To read online reviews and post your own
Keyword: Idol
American Idol Live came to U.S. Bank Arena Wednesday, utilizing the same formula of past Idol tours. The top 10 finishers from the televised talent show's third season, which concluded this spring, took solo turns at the microphone and gathered in various ensembles in order to perform a cross section of hits from the Motown, disco and contemporary-pop eras.

But something about the 2 1/2-hour live version gets lost in the move from the television to the stage. It certainly isn't the over-singing. That can be heard loud and clear. And it's not the absence of vapid Idol host Ryan Seacreast, an Ed Sullivan for the new millennium. The problem is the lack of criticism and suspense. The TV show's hook is the judging, the voting and the dismissing. The live show has none of that and is merely kiddie karaoke. (A crowd of 4,022 paid, leaving most of the seats empty.)
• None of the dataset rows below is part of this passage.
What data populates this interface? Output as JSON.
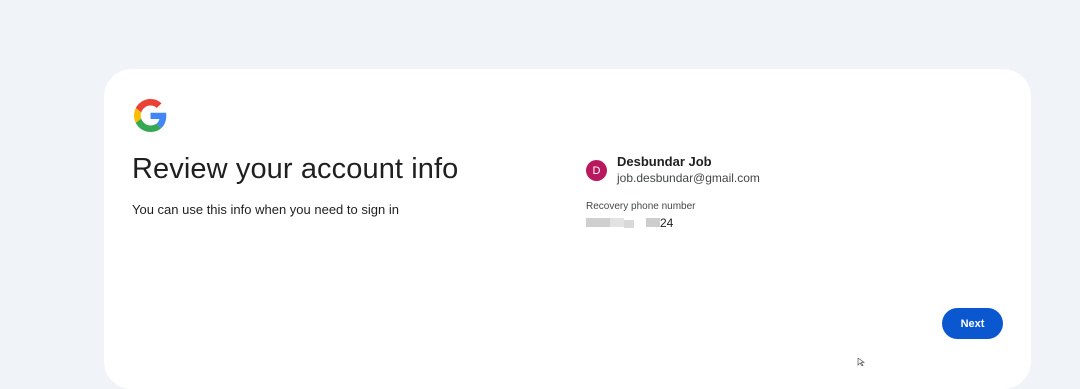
{
  "header": {
    "logo_icon": "google-g-logo"
  },
  "main": {
    "title": "Review your account info",
    "subtitle": "You can use this info when you need to sign in"
  },
  "account": {
    "avatar_letter": "D",
    "avatar_color": "#b8195e",
    "name": "Desbundar Job",
    "email": "job.desbundar@gmail.com"
  },
  "recovery": {
    "label": "Recovery phone number",
    "visible_digits": "24"
  },
  "actions": {
    "next_label": "Next",
    "next_color": "#0b57d0"
  },
  "colors": {
    "background": "#f0f4f9",
    "card": "#ffffff"
  }
}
The concert's first half featured a song by each of the contestants, going in the order of worst (10th place finisher Amy Adams) to first (winner Fantasia), with only a few memorable stops along the way. One was 17-year-old crooner John Stevens, the sixth-place contestant who went farther back in time than most Idol participants for a swinging take on the Frank Sinatra classic "Come Fly with Me."

Chicagoan Jennifer Hudson (seventh-place) let loose on Aretha Franklin's "Since You've Been Gone," singing as strongly as anyone who followed. That included ringer Tamyra Gray, the first-season contestant who did a few songs in the second half.

Fantasia closed out the first half of the show with a vocal-gymnastics version of Stevie Wonder's "Signed, Sealed and Delivered." She was also featured on several of the second-half numbers, including "Purple Rain," the melodramatic finale of a Prince medley. Again, Hudson stole this portion of the show, in a duet with George Huff of "Nothing Compares 2 U."